Wizards of the Coast art of the Wizards Three from DnD Vecna Eve of Ruin

Is Vecna: Eve of Ruin good or bad?

I may poke fun at Marvel movies, but there’s a reason many of them are successful. Vibrant popcorn movies, with a roller-coaster plot and colorful characters, put fun first. And true to form, Vecna: Eve of Ruin offers plenty of entertainment.

Each chapter of the book is varied and interesting, so every session has the potential to be memorable. Expect some soap-opera-level plot twists down the line, as well as dramatic final chapters that really sell the ‘end of the world’ stakes of the story.

The boss fight stat blocks are chunky, and some creative dungeons keep things interesting. Combine this with the ridiculous power levels of your party’s DnD classes, and things quickly get silly in all the right ways.

However, I need to address the undead lich elephant in the room. Dungeons and Dragons dominates the tabletop RPG space, and Vecna: Eve of Ruin is meant to be a flagship adventure, closing out ten years of fifth edition and celebrating the game’s 50th anniversary.

Wizards of the Coast art of Miska the Wolf Spider from DnD Vecna Eve of Ruin

For an industry leader with a birthday party to throw, fun is the bare minimum Wizards can deliver. To be truly successful, Vecna: Eve of Ruin needed to be special – but imperfections mar the final product.

In true Marvel fashion, the narrative writing lacks depth. When characters were introduced, either to assist the players or to stand in their way, I frequently found myself asking “how?” and “why?” without satisfactory answers. The events of the adventure are strung together with frayed string, and it’s easy to spot gaps in the writing that need filling.

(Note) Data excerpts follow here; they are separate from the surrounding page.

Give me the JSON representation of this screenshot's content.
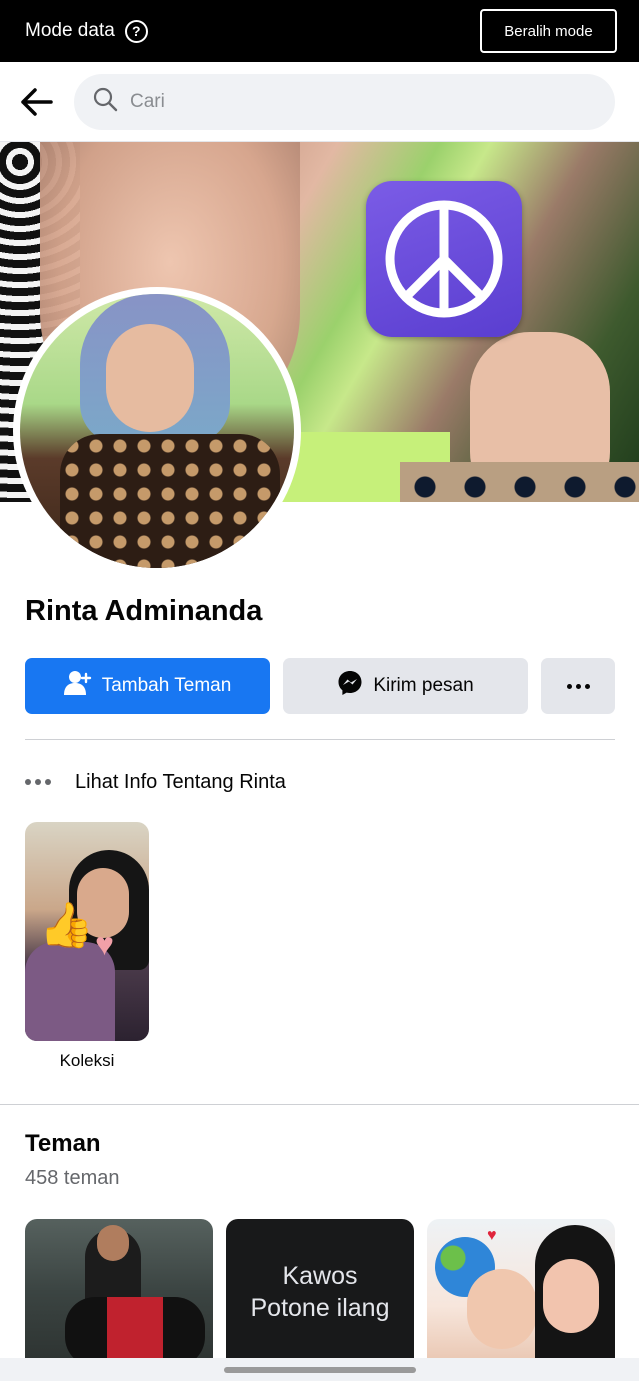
{
  "mode_bar": {
    "label": "Mode data",
    "help_icon": "?",
    "switch_button": "Beralih mode"
  },
  "search": {
    "placeholder": "Cari"
  },
  "profile": {
    "name": "Rinta Adminanda"
  },
  "actions": {
    "add_friend": "Tambah Teman",
    "message": "Kirim pesan",
    "more_icon": "more-horizontal-icon"
  },
  "info": {
    "label": "Lihat Info Tentang Rinta"
  },
  "collection": {
    "label": "Koleksi"
  },
  "friends": {
    "title": "Teman",
    "count": "458 teman",
    "cards": [
      {
        "type": "photo"
      },
      {
        "type": "text",
        "text": "Kawos\nPotone ilang"
      },
      {
        "type": "photo"
      }
    ]
  },
  "colors": {
    "accent": "#1877f2",
    "button_secondary": "#e4e6eb",
    "search_bg": "#f0f2f5",
    "peace_tile": "#6a4adb"
  }
}
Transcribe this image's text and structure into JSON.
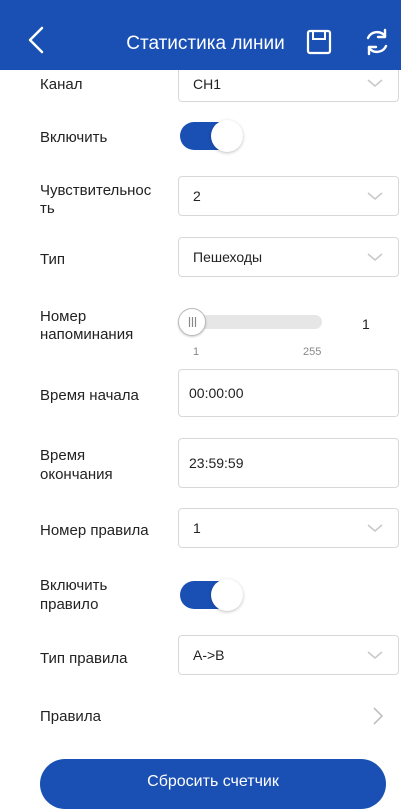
{
  "header": {
    "title": "Статистика линии",
    "back_icon": "chevron-left-icon",
    "save_icon": "save-icon",
    "refresh_icon": "refresh-icon",
    "background": "#1a50b4"
  },
  "form": {
    "channel": {
      "label": "Канал",
      "value": "CH1"
    },
    "enable": {
      "label": "Включить",
      "on": true
    },
    "sensitivity": {
      "label_line1": "Чувствительнос",
      "label_line2": "ть",
      "value": "2"
    },
    "type": {
      "label": "Тип",
      "value": "Пешеходы"
    },
    "reminder_number": {
      "label_line1": "Номер",
      "label_line2": "напоминания",
      "value": "1",
      "min": "1",
      "max": "255"
    },
    "start_time": {
      "label": "Время начала",
      "value": "00:00:00"
    },
    "end_time": {
      "label_line1": "Время",
      "label_line2": "окончания",
      "value": "23:59:59"
    },
    "rule_number": {
      "label": "Номер правила",
      "value": "1"
    },
    "enable_rule": {
      "label_line1": "Включить",
      "label_line2": "правило",
      "on": true
    },
    "rule_type": {
      "label": "Тип правила",
      "value": "A->B"
    },
    "rules": {
      "label": "Правила"
    }
  },
  "footer": {
    "reset_label": "Сбросить счетчик"
  },
  "colors": {
    "accent": "#1a50b4",
    "border": "#d8d8d8",
    "muted": "#888888"
  }
}
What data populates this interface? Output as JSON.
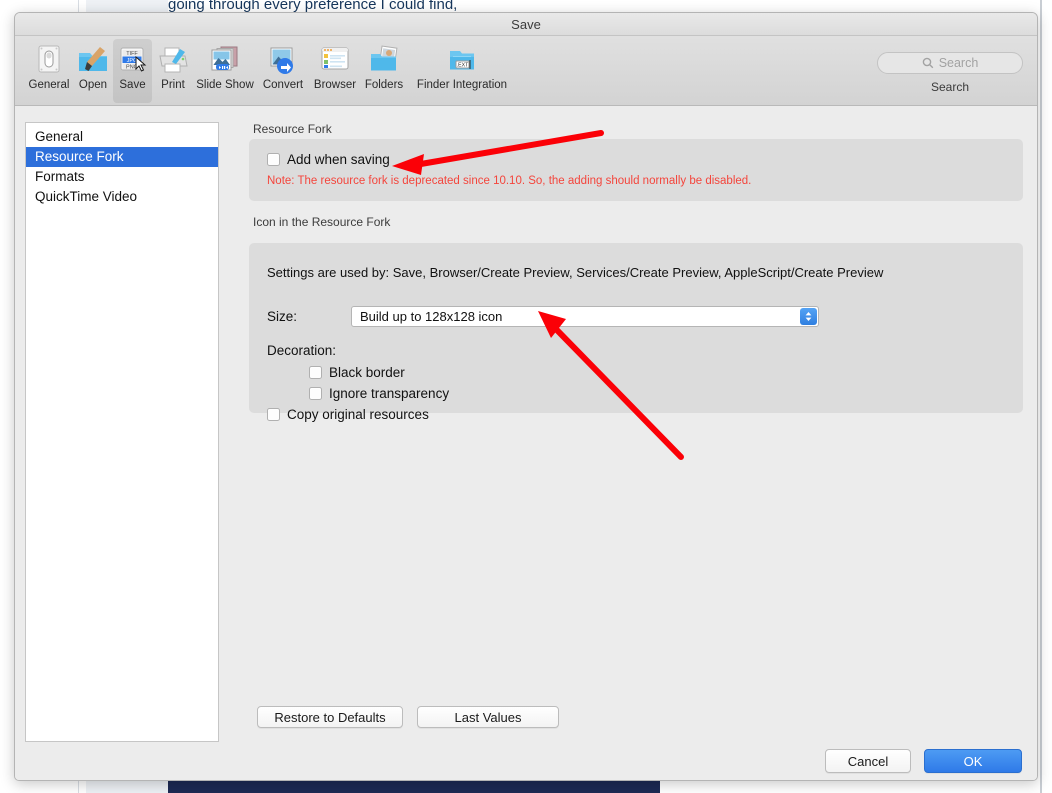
{
  "background": {
    "text_line": "going through every preference I could find,"
  },
  "window": {
    "title": "Save"
  },
  "toolbar": {
    "items": [
      {
        "label": "General",
        "icon": "general-icon",
        "selected": false
      },
      {
        "label": "Open",
        "icon": "open-folder-brush-icon",
        "selected": false
      },
      {
        "label": "Save",
        "icon": "save-formats-icon",
        "selected": true
      },
      {
        "label": "Print",
        "icon": "printer-icon",
        "selected": false
      },
      {
        "label": "Slide Show",
        "icon": "slideshow-icon",
        "selected": false
      },
      {
        "label": "Convert",
        "icon": "convert-arrow-icon",
        "selected": false
      },
      {
        "label": "Browser",
        "icon": "browser-window-icon",
        "selected": false
      },
      {
        "label": "Folders",
        "icon": "folders-photo-icon",
        "selected": false
      },
      {
        "label": "Finder Integration",
        "icon": "finder-integration-icon",
        "selected": false
      }
    ],
    "save_icon_formats": [
      "TIFF",
      "JPG",
      "PNG"
    ],
    "finder_ext_badge": ".EXT"
  },
  "search": {
    "placeholder": "Search",
    "value": "",
    "label": "Search",
    "icon": "search-icon"
  },
  "sidebar": {
    "items": [
      {
        "label": "General",
        "selected": false
      },
      {
        "label": "Resource Fork",
        "selected": true
      },
      {
        "label": "Formats",
        "selected": false
      },
      {
        "label": "QuickTime Video",
        "selected": false
      }
    ]
  },
  "resource_fork_group": {
    "title": "Resource Fork",
    "add_when_saving": {
      "label": "Add when saving",
      "checked": false
    },
    "note": "Note: The resource fork is deprecated since 10.10. So, the adding should normally be disabled."
  },
  "icon_group": {
    "title": "Icon in the Resource Fork",
    "settings_used_by": "Settings are used by: Save, Browser/Create Preview, Services/Create Preview, AppleScript/Create Preview",
    "size_label": "Size:",
    "size_value": "Build up to 128x128 icon",
    "decoration_label": "Decoration:",
    "checkboxes": [
      {
        "label": "Black border",
        "checked": false
      },
      {
        "label": "Ignore transparency",
        "checked": false
      }
    ],
    "copy_original": {
      "label": "Copy original resources",
      "checked": false
    }
  },
  "content_buttons": {
    "restore": "Restore to Defaults",
    "last_values": "Last Values"
  },
  "footer": {
    "cancel": "Cancel",
    "ok": "OK"
  },
  "colors": {
    "accent_blue": "#2d6fdb",
    "default_button_blue": "#2f7ae8",
    "note_red": "#f4453c",
    "annotation_red": "#fb0007",
    "window_bg": "#ececec",
    "group_bg": "#dcdcdc"
  },
  "annotations": {
    "arrow_1": {
      "name": "arrow-to-add-when-saving",
      "color": "#fb0007"
    },
    "arrow_2": {
      "name": "arrow-to-size-popup",
      "color": "#fb0007"
    }
  }
}
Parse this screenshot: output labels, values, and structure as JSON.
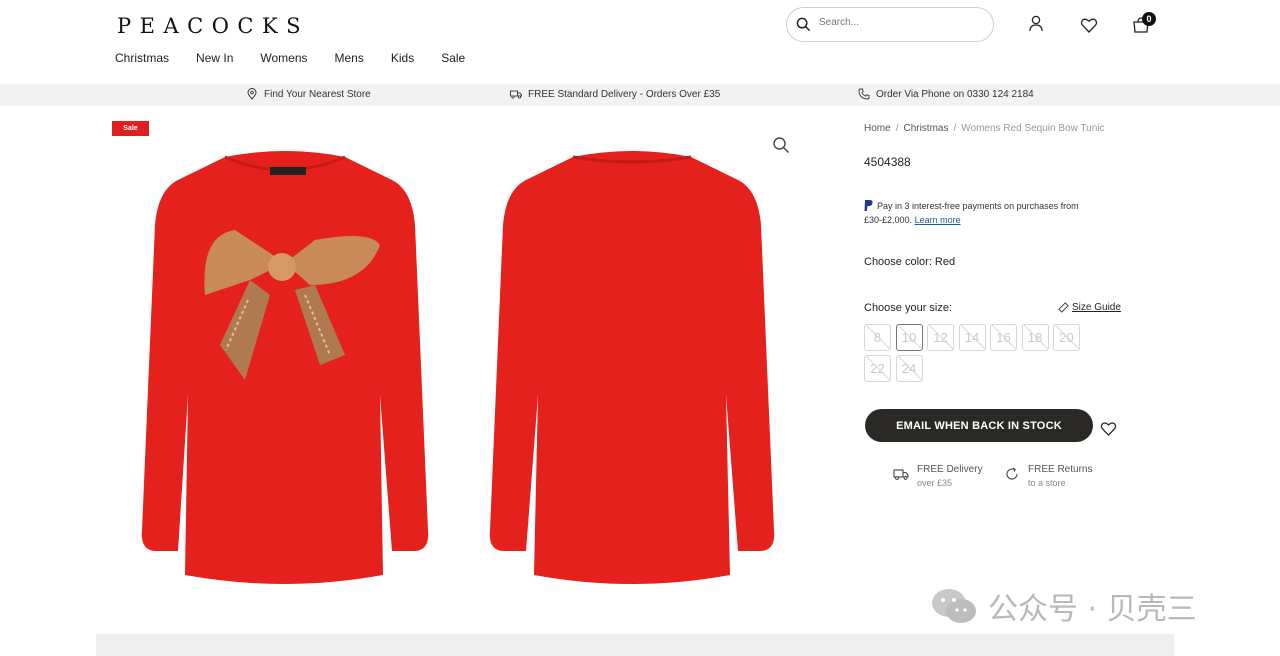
{
  "header": {
    "logo": "PEACOCKS",
    "search_placeholder": "Search...",
    "cart_count": "0"
  },
  "nav": [
    "Christmas",
    "New In",
    "Womens",
    "Mens",
    "Kids",
    "Sale"
  ],
  "strip": {
    "store": "Find Your Nearest Store",
    "delivery": "FREE Standard Delivery - Orders Over £35",
    "phone": "Order Via Phone on 0330 124 2184"
  },
  "product": {
    "badge": "Sale",
    "breadcrumb": [
      "Home",
      "Christmas",
      "Womens Red Sequin Bow Tunic"
    ],
    "sku": "4504388",
    "paypal_text": "Pay in 3 interest-free payments on purchases from £30-£2,000.",
    "paypal_link": "Learn more",
    "color_label": "Choose color: Red",
    "size_label": "Choose your size:",
    "size_guide": "Size Guide",
    "sizes": [
      "8",
      "10",
      "12",
      "14",
      "16",
      "18",
      "20",
      "22",
      "24"
    ],
    "email_button": "EMAIL WHEN BACK IN STOCK",
    "perks": [
      {
        "title": "FREE Delivery",
        "sub": "over £35"
      },
      {
        "title": "FREE Returns",
        "sub": "to a store"
      }
    ],
    "colors": {
      "sweater": "#e5211d",
      "sequin": "#c98a5a",
      "badge": "#e02020",
      "button": "#2b2926"
    }
  },
  "watermark": "公众号 · 贝壳三"
}
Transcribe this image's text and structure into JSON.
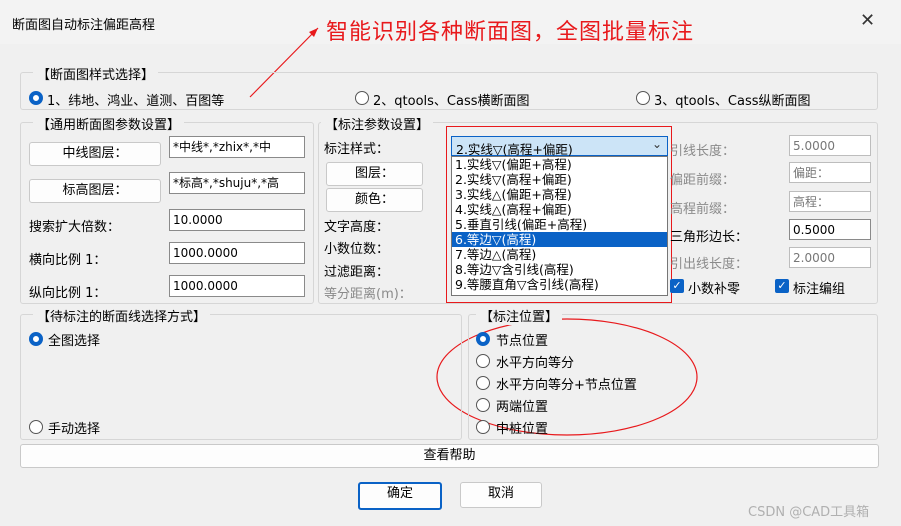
{
  "window": {
    "title": "断面图自动标注偏距高程",
    "close_icon": "close-icon"
  },
  "annotation": {
    "text": "智能识别各种断面图，全图批量标注",
    "color": "#e8191c"
  },
  "style_select": {
    "title": "【断面图样式选择】",
    "options": [
      "1、纬地、鸿业、道测、百图等",
      "2、qtools、Cass横断面图",
      "3、qtools、Cass纵断面图"
    ],
    "selected": 0
  },
  "general": {
    "title": "【通用断面图参数设置】",
    "centerline_btn": "中线图层：",
    "centerline_value": "*中线*,*zhix*,*中",
    "elev_btn": "标高图层：",
    "elev_value": "*标高*,*shuju*,*高",
    "search_label": "搜索扩大倍数：",
    "search_value": "10.0000",
    "hscale_label": "横向比例 1：",
    "hscale_value": "1000.0000",
    "vscale_label": "纵向比例 1：",
    "vscale_value": "1000.0000"
  },
  "label_params": {
    "title": "【标注参数设置】",
    "style_label": "标注样式：",
    "style_value": "2.实线▽(高程+偏距)",
    "layer_btn": "图层：",
    "color_btn": "颜色：",
    "text_height_label": "文字高度：",
    "decimals_label": "小数位数：",
    "filter_label": "过滤距离：",
    "equal_label": "等分距离(m)：",
    "dropdown_items": [
      "1.实线▽(偏距+高程)",
      "2.实线▽(高程+偏距)",
      "3.实线△(偏距+高程)",
      "4.实线△(高程+偏距)",
      "5.垂直引线(偏距+高程)",
      "6.等边▽(高程)",
      "7.等边△(高程)",
      "8.等边▽含引线(高程)",
      "9.等腰直角▽含引线(高程)"
    ],
    "dropdown_selected": 5,
    "leader_len_label": "引线长度：",
    "leader_len_value": "5.0000",
    "offset_prefix_label": "偏距前缀：",
    "offset_prefix_value": "偏距：",
    "elev_prefix_label": "高程前缀：",
    "elev_prefix_value": "高程：",
    "tri_label": "三角形边长：",
    "tri_value": "0.5000",
    "extend_label": "引出线长度：",
    "extend_value": "2.0000",
    "zero_pad_label": "小数补零",
    "group_label": "标注编组"
  },
  "selection": {
    "title": "【待标注的断面线选择方式】",
    "all_label": "全图选择",
    "manual_label": "手动选择"
  },
  "position": {
    "title": "【标注位置】",
    "options": [
      "节点位置",
      "水平方向等分",
      "水平方向等分+节点位置",
      "两端位置",
      "中桩位置"
    ],
    "selected": 0
  },
  "help_btn": "查看帮助",
  "ok_btn": "确定",
  "cancel_btn": "取消",
  "watermark": "CSDN @CAD工具箱"
}
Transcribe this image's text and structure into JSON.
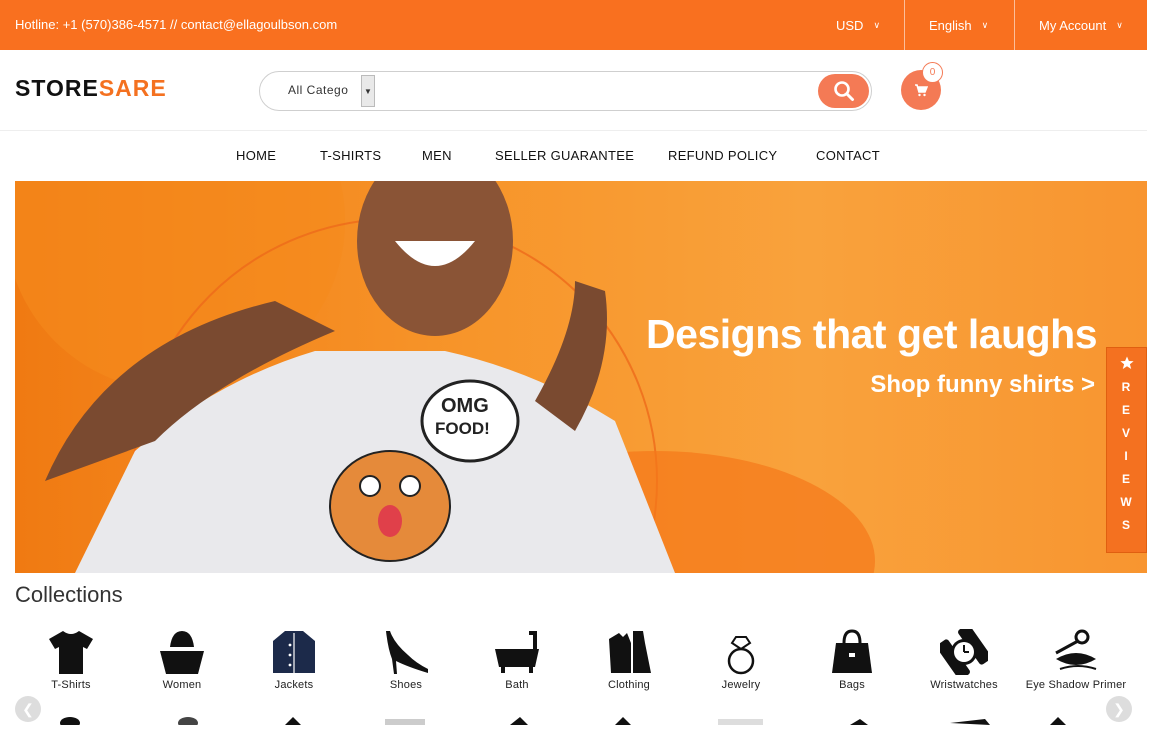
{
  "topbar": {
    "hotline": "Hotline: +1 (570)386-4571 // contact@ellagoulbson.com",
    "currency": "USD",
    "language": "English",
    "account": "My Account"
  },
  "header": {
    "logo_part1": "STORE",
    "logo_part2": "SARE",
    "search_category": "All Catego",
    "search_placeholder": "",
    "cart_count": "0"
  },
  "nav": [
    "HOME",
    "T-SHIRTS",
    "MEN",
    "SELLER GUARANTEE",
    "REFUND POLICY",
    "CONTACT"
  ],
  "banner": {
    "headline": "Designs that get laughs",
    "cta": "Shop funny shirts >",
    "shirt_text_1": "OMG",
    "shirt_text_2": "FOOD!"
  },
  "reviews_tab": [
    "R",
    "E",
    "V",
    "I",
    "E",
    "W",
    "S"
  ],
  "collections": {
    "title": "Collections",
    "items": [
      {
        "label": "T-Shirts",
        "icon": "tshirt-icon"
      },
      {
        "label": "Women",
        "icon": "women-hat-icon"
      },
      {
        "label": "Jackets",
        "icon": "jacket-icon"
      },
      {
        "label": "Shoes",
        "icon": "heel-shoe-icon"
      },
      {
        "label": "Bath",
        "icon": "bathtub-icon"
      },
      {
        "label": "Clothing",
        "icon": "clothing-icon"
      },
      {
        "label": "Jewelry",
        "icon": "ring-icon"
      },
      {
        "label": "Bags",
        "icon": "handbag-icon"
      },
      {
        "label": "Wristwatches",
        "icon": "wristwatch-icon"
      },
      {
        "label": "Eye Shadow Primer",
        "icon": "eye-shadow-icon"
      }
    ]
  },
  "colors": {
    "accent": "#f9701f",
    "button": "#f47a55",
    "banner": "#f7952a"
  }
}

Perhaps one of the most glaring gaps is found in Sigil. Your characters will be brought to the sanctum of Alustriel Silverhand early in the adventure, where your three Wizard allies meet to plot against Vecna. You’ll return here regularly, and presumably you’ll spend time resting and working with its inhabitants.

Wizards of the Coast art of Vecna from DnD Vecna: Eve of Ruin

But these encounters are barely acknowledged in the book, and the handful of context paragraphs about each Wizard doesn’t feel like satisfactory preparation for the amount of roleplay each meeting might entail.

Similarly, many of the campaign’s cameo characters feel like shadows of their former selves, with two-dimensional roles to play. Even Vecna himself feels like a guest star.

The DM is encouraged to play up the psychic link the characters have with the lich in dreams, but apart from this, the campaign’s primary villain is barely mentioned between the book’s introduction and its final chapter. Vecna: Eve of Ruin makes almost no attempt to build anticipation for its climax: the work is left entirely in the hands of the Dungeon Master.

This finale has some imperfections worth noting, too. The final dungeon of the campaign is creative and engaging, but it’s prefaced by several grind-y encounters that suck some of the fun out of fighting Vecna.

Monsters from DnD Vecna Eve of Ruin

Pre-boss fights that drain your resources are a standard experience, and they’re often necessary to even the score. But Vecna: Eve of Ruin pulls a few disappointing tricks for the sake of balance, and they significantly reduced the ‘wow’ factor for the players.

In recent years, we’ve seen several D&D books prioritize breadth over depth, offering a highlights reel of what the game can do rather than a concentrated effort in any one direction. For better and worse, Vecna: Eve of Ruin echoes this trend.

The foundations of the adventure are strong, and expansions suggested by D&D’s passionate players may turn this into an unforgettable classic. My mind returns to Curse of Strahd, an excellent first-party book that was made even better when a committed community added to it. Vecna: Eve of Ruin may well get this same treatment in the not-so-distant future.

But I can’t review a hypothesis. And what I have in front of me, however strong its foundations, remains fun but flawed. Like an undying lich, the urge to compare this book to a blockbuster lives on. Marvel movies may get butts in seats, but they rarely win awards.